USA/Mexico - Del Rio (12XU/Riot Season, 2021)
USA/Mexico embraces extreme noise on the sludged-out doomed grooves of Del Rio.
Guitarist/vocalist Craig Clouse, drummer King Coffey, and bassist Nate Cross are joined by a new vocalist in Colby Brinkman. The recipe here isn’t poles apart from Laredo or Matamoros, but is a more significant developmental leap than between those first two records. Distortion, fuzz, overdrive, boost, volume, sub bass all (somehow) seem maximized. The volatility lends a fragility to an otherwise aggressive music, always edging on amplifier blowout, if they’re not already burning when the tape started rolling.
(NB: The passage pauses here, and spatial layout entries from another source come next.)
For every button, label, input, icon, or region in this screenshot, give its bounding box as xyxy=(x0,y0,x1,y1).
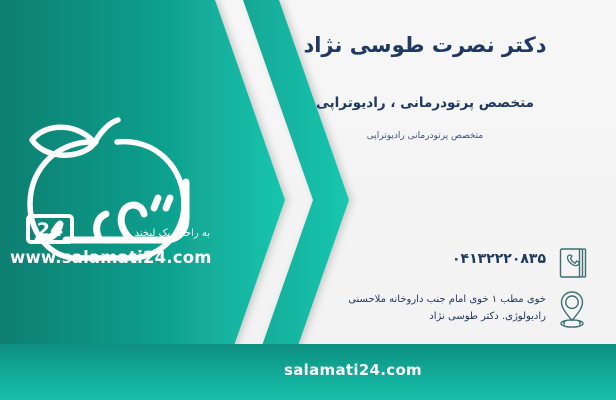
map-pin-icon xyxy=(552,288,592,330)
svg-text:24: 24 xyxy=(37,219,63,241)
footer-site[interactable]: salamati24.com xyxy=(0,361,616,379)
address-line-2: رادیولوژی. دکتر طوسی نژاد xyxy=(296,309,546,326)
phone-number: ۰۴۱۳۲۲۲۰۸۳۵ xyxy=(326,251,546,267)
logo-tagline: به راحتی یک لبخند xyxy=(100,228,210,239)
footer-banner: salamati24.com xyxy=(0,344,616,400)
logo: 24 xyxy=(14,112,224,267)
address: خوی مطب ۱ خوی امام جنب داروخانه ملاحسنی … xyxy=(296,292,546,325)
phone-book-icon xyxy=(556,246,590,280)
doctor-specialty-small: متخصص پرتودرمانی رادیوتراپی xyxy=(260,131,590,141)
address-line-1: خوی مطب ۱ خوی امام جنب داروخانه ملاحسنی xyxy=(296,292,546,309)
apple-outline-icon: 24 xyxy=(14,112,224,267)
doctor-name: دکتر نصرت طوسی نژاد xyxy=(260,33,590,57)
doctor-specialty: متخصص پرتودرمانی ، رادیوتراپی xyxy=(260,95,590,111)
business-card: 24 به راحتی یک لبخند www.salamati24.com … xyxy=(0,0,616,400)
logo-url: www.salamati24.com xyxy=(10,248,210,267)
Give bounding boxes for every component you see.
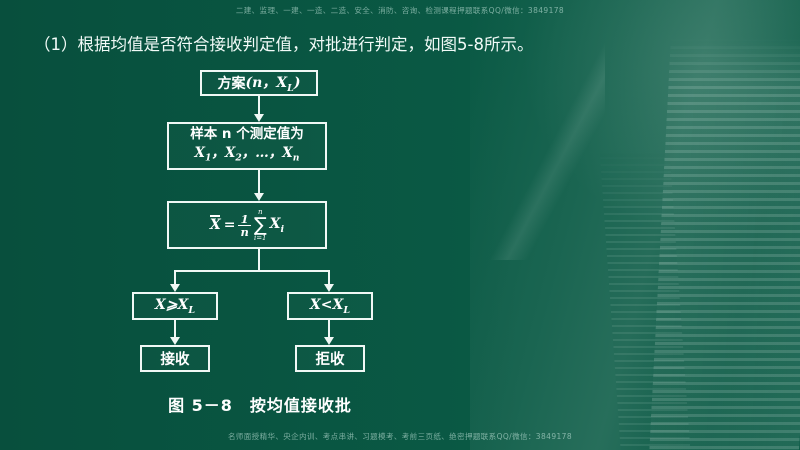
sigma-icon: ∑ xyxy=(254,216,267,235)
x-bar: X xyxy=(210,217,221,233)
condition-ge-expression: X⩾XL xyxy=(155,297,195,316)
connector-branch-right xyxy=(328,270,330,284)
flow-node-mean-formula: X = 1 n n ∑ i=1 Xi xyxy=(167,201,327,249)
paragraph-text: （1）根据均值是否符合接收判定值，对批进行判定，如图5-8所示。 xyxy=(34,35,533,54)
summation-operator: n ∑ i=1 xyxy=(254,209,267,242)
flow-node-plan-label: 方案 xyxy=(218,73,246,93)
background-tower-secondary xyxy=(600,150,691,450)
flow-node-accept-label: 接收 xyxy=(161,348,190,369)
flow-node-reject-label: 拒收 xyxy=(316,348,345,369)
connector-mean-to-branch xyxy=(258,249,260,272)
fraction-denominator: n xyxy=(238,225,250,238)
arrowhead-branch-right xyxy=(324,284,334,292)
flow-node-sample-line1: 样本 n 个测定值为 xyxy=(190,125,304,144)
slide-canvas: 二建、监理、一建、一造、二造、安全、消防、咨询、检测课程押题联系QQ/微信：38… xyxy=(0,0,800,450)
watermark-top: 二建、监理、一建、一造、二造、安全、消防、咨询、检测课程押题联系QQ/微信：38… xyxy=(0,5,800,16)
flow-node-plan: 方案(n，XL) xyxy=(200,70,318,96)
flow-node-sample-line2: X1，X2，…，Xn xyxy=(195,144,300,168)
arrowhead-plan-to-sample xyxy=(254,114,264,122)
condition-lt-expression: X<XL xyxy=(310,297,350,316)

Likely as a result, the pace is slowed to tempos on the low end of funeral and drone doom and, whereas most previous tracks hovered around the five-minute mark, two of three tracks here stretch to the mid-teens. Comparisons to extreme metal genres are further encouraged by the vocal delivery, now sparse and unintelligible growls and grunts. While there are some breakdowns, wailing feedback solos, and small variations in structure and effects, the groove lumbers forward, largely unchanged in each track. A sonic juggernaut with, for all its effects-laden frankensteinian electricity, an organic character in the autonomous crash and clip of its sine and step waves and their chirruping blizzard static.